Given that AI models and user perceptions are continuously evolving, there's a need for a training approach that adapts over time. To address this, the researchers developed an onboarding method that autonomously learns from data. The process starts by creating a dataset with numerous instances of a task, like identifying a traffic light in a blurry image.

The system collects data on how humans and AI collaborate in performing this task, embedding the information into a latent space where similar data points are grouped together. Using an algorithm, the system identifies regions in this space where human-AI collaboration is incorrect, indicating instances where the human wrongly trusted the AI's prediction and vice versa.

Once these regions are identified, a second algorithm employs a large language model to articulate each region as a rule in natural language. The algorithm refines these rules iteratively by finding contrasting examples. For instance, a rule might evolve to "ignore AI when it is a highway during the night."

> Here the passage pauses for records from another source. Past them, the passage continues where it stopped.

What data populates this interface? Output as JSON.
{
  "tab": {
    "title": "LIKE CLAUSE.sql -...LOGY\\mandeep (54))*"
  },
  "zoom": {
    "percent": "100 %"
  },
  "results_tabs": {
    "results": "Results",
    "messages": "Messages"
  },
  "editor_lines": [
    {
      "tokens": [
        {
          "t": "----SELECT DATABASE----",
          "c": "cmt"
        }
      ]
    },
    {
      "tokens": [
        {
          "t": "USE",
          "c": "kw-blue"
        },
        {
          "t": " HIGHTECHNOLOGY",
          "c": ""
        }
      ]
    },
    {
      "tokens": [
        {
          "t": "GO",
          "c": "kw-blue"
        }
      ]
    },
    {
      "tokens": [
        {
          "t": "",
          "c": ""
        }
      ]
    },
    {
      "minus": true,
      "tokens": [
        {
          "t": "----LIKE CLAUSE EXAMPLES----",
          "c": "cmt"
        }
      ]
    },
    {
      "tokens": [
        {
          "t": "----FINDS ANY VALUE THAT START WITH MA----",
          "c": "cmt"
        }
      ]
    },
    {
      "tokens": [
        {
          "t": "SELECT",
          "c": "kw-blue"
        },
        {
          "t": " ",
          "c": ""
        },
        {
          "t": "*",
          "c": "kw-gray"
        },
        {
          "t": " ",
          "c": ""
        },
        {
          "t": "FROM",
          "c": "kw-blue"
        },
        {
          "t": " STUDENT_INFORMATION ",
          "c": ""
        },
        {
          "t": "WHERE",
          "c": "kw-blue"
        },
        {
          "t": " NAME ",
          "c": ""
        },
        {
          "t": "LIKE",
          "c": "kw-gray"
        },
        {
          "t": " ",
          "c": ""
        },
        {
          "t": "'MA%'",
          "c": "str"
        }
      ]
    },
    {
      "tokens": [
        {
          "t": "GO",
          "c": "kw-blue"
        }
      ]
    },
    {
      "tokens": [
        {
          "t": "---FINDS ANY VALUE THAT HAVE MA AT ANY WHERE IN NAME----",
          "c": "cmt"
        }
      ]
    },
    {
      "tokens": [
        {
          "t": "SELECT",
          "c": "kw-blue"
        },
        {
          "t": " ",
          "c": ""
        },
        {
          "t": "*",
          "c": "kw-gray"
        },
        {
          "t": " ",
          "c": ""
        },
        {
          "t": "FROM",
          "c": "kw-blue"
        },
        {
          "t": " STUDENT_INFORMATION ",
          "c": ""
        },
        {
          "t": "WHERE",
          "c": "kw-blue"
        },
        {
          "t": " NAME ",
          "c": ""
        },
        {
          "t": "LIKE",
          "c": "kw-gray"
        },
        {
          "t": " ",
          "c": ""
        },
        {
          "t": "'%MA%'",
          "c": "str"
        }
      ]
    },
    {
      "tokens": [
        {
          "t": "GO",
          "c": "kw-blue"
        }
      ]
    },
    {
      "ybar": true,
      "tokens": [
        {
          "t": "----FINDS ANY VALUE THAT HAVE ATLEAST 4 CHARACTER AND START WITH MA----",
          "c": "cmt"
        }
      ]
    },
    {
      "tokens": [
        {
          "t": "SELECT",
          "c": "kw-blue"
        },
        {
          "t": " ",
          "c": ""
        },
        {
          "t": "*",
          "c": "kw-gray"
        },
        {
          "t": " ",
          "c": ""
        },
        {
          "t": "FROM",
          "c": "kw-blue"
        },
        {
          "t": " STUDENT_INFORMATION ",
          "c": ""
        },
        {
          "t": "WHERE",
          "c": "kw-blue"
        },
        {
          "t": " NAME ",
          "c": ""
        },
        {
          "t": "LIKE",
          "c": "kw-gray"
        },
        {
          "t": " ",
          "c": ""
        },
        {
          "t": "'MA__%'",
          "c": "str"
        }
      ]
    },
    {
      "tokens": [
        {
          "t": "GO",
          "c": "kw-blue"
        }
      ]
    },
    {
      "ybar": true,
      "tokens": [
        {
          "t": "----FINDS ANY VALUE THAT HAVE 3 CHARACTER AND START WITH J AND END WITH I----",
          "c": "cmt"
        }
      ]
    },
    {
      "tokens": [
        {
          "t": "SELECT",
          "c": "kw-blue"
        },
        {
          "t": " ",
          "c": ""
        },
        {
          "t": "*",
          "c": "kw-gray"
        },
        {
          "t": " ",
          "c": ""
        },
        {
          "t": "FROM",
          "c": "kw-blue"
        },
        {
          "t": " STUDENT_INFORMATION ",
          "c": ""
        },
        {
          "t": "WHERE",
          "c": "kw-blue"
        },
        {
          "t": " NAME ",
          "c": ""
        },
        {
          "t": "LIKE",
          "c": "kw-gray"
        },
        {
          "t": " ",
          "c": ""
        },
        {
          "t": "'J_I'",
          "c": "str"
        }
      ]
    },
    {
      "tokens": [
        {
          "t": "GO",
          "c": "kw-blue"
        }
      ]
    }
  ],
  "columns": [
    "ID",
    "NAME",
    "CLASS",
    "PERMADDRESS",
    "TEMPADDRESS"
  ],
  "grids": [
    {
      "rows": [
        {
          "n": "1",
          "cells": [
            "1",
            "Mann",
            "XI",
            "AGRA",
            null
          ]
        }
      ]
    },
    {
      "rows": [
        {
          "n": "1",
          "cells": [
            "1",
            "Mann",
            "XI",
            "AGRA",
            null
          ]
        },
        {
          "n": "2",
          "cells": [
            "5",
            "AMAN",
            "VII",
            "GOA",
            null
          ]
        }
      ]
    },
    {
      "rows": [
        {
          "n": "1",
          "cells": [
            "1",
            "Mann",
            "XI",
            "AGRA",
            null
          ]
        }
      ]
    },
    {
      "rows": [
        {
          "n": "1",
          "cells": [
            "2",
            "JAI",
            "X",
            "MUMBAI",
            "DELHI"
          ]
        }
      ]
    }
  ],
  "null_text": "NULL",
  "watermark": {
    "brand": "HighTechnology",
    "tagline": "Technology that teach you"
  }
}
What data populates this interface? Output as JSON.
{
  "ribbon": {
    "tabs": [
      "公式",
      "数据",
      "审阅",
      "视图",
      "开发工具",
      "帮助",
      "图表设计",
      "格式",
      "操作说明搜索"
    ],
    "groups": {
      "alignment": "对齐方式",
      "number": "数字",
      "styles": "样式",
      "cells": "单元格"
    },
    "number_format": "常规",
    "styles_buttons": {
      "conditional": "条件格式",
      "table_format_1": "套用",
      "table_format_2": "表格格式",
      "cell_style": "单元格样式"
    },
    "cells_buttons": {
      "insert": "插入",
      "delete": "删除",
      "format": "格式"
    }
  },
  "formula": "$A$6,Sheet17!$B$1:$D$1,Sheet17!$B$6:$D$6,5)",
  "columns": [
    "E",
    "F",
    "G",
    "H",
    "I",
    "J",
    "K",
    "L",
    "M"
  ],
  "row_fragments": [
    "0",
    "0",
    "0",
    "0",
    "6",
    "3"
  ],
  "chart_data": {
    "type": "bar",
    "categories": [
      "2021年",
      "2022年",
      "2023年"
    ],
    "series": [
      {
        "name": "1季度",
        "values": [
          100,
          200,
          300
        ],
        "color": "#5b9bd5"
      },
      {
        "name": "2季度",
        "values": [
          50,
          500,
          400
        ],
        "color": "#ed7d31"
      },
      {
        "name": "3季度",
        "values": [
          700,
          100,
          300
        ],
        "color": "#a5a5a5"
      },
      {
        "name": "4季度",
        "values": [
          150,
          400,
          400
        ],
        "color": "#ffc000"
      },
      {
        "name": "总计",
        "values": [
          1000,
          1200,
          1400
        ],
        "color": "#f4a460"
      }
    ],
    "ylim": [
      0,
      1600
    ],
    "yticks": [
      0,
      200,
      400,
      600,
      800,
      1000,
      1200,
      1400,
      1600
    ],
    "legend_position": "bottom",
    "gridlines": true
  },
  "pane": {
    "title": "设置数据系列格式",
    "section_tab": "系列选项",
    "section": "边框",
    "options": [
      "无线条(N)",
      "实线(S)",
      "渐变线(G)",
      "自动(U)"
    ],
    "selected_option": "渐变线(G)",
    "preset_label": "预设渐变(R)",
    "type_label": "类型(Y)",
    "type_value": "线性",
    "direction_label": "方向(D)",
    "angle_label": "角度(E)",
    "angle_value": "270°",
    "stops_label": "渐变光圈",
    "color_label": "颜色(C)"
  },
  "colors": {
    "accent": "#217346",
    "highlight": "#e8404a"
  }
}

These rules then form the basis for training exercises. The onboarding system presents examples to the human, such as a blurry highway scene at night, along with the AI's prediction. The user responds by indicating whether the image contains traffic lights, with options to agree or disagree with the AI's prediction.

If the human's response is incorrect, the correct answer is revealed along with performance statistics for both the human and AI on those task instances. This process is repeated for each region, and at the end of the training, the exercises that the human answered incorrectly are revisited.

Mozannar explains, "After that, the human has learned something about these regions that we hope they will take away in the future to make more accurate predictions." This data-driven onboarding method aims to provide an adaptive and effective approach to improving collaboration between humans and AI over time.

Onboarding boosts accuracy

The researchers conducted tests on their system, involving users in two tasks: detecting traffic lights in blurry images and answering multiple-choice questions spanning various domains like biology, philosophy, and computer science.

Users were presented with a card detailing the AI model, its training process, and a breakdown of its performance across different categories. The participants were divided into five groups for other experimental conditions. Some only viewed the card, some underwent the researchers' onboarding process, some followed a baseline onboarding procedure, some went through the researchers' onboarding process with AI trust recommendations, and others received only the advice.

Surprisingly, without recommendations, the researchers' onboarding process significantly improved users' accuracy, enhancing their performance in predicting traffic lights by about 5 percent without causing a slowdown. However, the effectiveness of onboarding was less pronounced for the question-answering task. The researchers attribute this to ChatGPT, the AI model, which already provides explanations for each answer, indicating trustworthiness.

On the flip side, providing recommendations without onboarding had adverse effects. Users not only performed poorly but also took more time to make predictions. According to Mozannar, giving suggestions alone may lead to confusion and hinder decision-making, as people may feel uncomfortable being told what to do.

Mozannar notes that recommendations alone could be detrimental if they are incorrect. In contrast, the primary limitation of onboarding lies in data availability. If there isn't enough data, the onboarding process may not be as effective.

Looking ahead, the researchers aim to conduct more extensive studies to assess the short- and long-term impacts of onboarding. They also plan to explore using unlabeled data for the onboarding process and develop methods to effectively reduce the number of regions without excluding important examples.

Dan Weld, a professor emeritus at the University of Washington, emphasizes the importance of helping humans discern when it's safe to rely on AI suggestions. He praises Mozannar et al.'s innovative method for identifying trustworthy AI situations and communicating them effectively to enhance human-AI interactions.

This research is partially funded by the MIT-IBM Watson AI Lab.